Kahvaltı biter bitmez, arabaya atlayıp ashram dediğimiz inziva evlerinin olduğu bölgedeki büyük park yerinde tekrar buluşmak üzere görevliden ayrıldık. Lakshman Jhula köprüsüne ulaştığımızda biraz ürktüğümü söylemeliyim çünkü demir bir köprü, oldukça uzun ve üzerindeki hayvan ve insan sayısına göre bence ince olduğu söylenebilir. Maymunlar konusunda uyarılmıştık. Gözlerine bakmamız tembih edildi, tehdit alabilirlermiş. Şapka, güneş gözlüğü, yiyecek, içecek ve cep telefonu gibi şeyleri de hızla alıp götürebildikleri için elimizde taşımamızı söylemişlerdi. Tüm bu hazırlıkları yapıp köprüde büyük bir kalabalıkla ilerlemeye başladık, insanlar, maymunlar, inekler, motorlar, köpekler, seyyar satıcılar… Karşıya geçmeyi başardığımızda, eğer yalnız gelseydim kalmayı düşündüğüm büyük inziva merkezlerinden dışarıdan ziyarete izin olanları gezdik. Yoga eğitim merkezlerini gezip, öğretmen eğitimleri hakkında bilgiler aldık.

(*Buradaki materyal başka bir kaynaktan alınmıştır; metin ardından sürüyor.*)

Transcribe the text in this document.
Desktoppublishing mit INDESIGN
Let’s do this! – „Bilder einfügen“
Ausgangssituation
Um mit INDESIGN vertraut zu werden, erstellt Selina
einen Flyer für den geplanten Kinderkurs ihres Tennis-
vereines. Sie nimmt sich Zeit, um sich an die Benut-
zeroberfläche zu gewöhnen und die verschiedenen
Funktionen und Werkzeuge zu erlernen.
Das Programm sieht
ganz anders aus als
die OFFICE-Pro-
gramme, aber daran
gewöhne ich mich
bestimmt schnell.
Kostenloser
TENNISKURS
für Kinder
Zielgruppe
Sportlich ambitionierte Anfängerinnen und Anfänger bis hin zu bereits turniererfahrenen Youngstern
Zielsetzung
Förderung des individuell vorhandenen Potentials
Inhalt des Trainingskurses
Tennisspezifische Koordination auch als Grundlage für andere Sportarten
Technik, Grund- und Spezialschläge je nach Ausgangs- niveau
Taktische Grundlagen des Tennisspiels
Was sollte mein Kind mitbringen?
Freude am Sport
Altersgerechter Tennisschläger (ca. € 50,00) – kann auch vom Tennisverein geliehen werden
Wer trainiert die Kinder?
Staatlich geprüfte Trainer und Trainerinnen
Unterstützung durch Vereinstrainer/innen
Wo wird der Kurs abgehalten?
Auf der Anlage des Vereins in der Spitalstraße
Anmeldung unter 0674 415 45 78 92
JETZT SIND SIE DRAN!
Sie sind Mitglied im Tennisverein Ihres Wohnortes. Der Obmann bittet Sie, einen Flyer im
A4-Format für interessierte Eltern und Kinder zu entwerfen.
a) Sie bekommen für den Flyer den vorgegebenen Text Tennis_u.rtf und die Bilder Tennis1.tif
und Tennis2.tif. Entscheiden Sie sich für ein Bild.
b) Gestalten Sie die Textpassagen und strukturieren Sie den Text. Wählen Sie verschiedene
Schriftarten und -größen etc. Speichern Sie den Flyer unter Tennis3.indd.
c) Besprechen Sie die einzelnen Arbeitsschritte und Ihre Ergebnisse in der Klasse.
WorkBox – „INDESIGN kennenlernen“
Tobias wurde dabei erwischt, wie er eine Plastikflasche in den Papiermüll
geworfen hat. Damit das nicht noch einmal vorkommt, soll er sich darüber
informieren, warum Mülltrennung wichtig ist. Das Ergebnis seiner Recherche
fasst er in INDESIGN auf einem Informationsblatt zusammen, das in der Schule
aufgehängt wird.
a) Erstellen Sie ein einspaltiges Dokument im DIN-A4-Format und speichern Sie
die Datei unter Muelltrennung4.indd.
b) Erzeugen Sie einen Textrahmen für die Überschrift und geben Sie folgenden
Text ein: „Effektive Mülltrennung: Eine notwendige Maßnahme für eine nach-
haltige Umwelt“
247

Buzağıları sevdik, yüzleri bembeyaz boyalı dervişlerle tanıştık, hiç konuşmayan, kımıldamayan doğada öylece duran, ibadetleri bu olan ellerinde asa yaşlı insanlar gördük. Ganjda rafting yapanlar, kenarında meditasyon yapanlar, yoga yapanlar, gitar çalanlar, sevgililer, yükselen mantalar, şaşılacak sıcak bir yaz havası Aralık ayında, duvarlarda çevrede yazan pozitif ve bilgece yazılar hepsinin bizi bizden alışına izin verdik. İçimdeki Türk kızı, “buralardan nerden iki göz bir ev alınır ki, kaçadır ki” diye etrafı tarafı taradı, kendime güldüm. Fena mı olurdu, Ağustos da kavrulurken Dubai, kaçardık her yaz bir ay, ruhumuz dinlenir gelirdik.

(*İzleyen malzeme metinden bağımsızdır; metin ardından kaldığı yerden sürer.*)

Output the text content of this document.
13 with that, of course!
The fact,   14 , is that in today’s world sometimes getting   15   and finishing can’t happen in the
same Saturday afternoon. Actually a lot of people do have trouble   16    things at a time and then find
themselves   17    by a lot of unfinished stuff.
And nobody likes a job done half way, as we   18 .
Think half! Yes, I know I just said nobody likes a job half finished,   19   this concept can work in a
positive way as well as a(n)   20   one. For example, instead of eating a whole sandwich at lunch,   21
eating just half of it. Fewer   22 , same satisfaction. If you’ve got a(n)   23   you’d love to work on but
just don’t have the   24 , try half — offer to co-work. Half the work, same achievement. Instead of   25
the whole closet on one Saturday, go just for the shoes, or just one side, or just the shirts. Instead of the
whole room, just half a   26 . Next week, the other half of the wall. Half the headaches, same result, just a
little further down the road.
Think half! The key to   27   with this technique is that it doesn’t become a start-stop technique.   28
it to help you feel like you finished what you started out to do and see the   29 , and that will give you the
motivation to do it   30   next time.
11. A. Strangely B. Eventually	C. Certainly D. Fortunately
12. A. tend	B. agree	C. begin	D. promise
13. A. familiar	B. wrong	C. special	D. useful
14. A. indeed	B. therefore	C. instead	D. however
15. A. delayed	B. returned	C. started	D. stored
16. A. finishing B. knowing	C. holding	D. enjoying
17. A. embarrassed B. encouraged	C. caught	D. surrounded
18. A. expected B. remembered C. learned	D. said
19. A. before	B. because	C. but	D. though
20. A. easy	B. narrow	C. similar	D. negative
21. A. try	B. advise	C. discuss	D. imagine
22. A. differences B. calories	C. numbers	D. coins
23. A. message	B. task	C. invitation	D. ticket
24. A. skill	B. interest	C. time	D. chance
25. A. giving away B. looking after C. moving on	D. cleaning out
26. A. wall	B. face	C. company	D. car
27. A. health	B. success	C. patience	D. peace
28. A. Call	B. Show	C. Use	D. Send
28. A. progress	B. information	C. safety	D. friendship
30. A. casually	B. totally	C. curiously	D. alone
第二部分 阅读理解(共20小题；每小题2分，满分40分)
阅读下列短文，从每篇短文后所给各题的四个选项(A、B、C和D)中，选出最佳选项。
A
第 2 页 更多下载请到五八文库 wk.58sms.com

Yemyeşil çimenlerin içinde ikinci köprüye giderken kaybolduk, maymunlar kovaladı hem kaçarken hem halimize gülerken göz yaşlarına boğulduk. Kalabalıktan uzak çimlerin arasında yolumuzu bulmaya çalışırken bir çirkinliğin ortasında bulduk kendimizi, dünyanın neresine gidersek gidelim her şeyin içimizde olması gibi, her şeyin dışımızda ve her yerde olabileceğini de tecrübe edip tatlı bir rüyadan uyanır gibi olduk bir an için.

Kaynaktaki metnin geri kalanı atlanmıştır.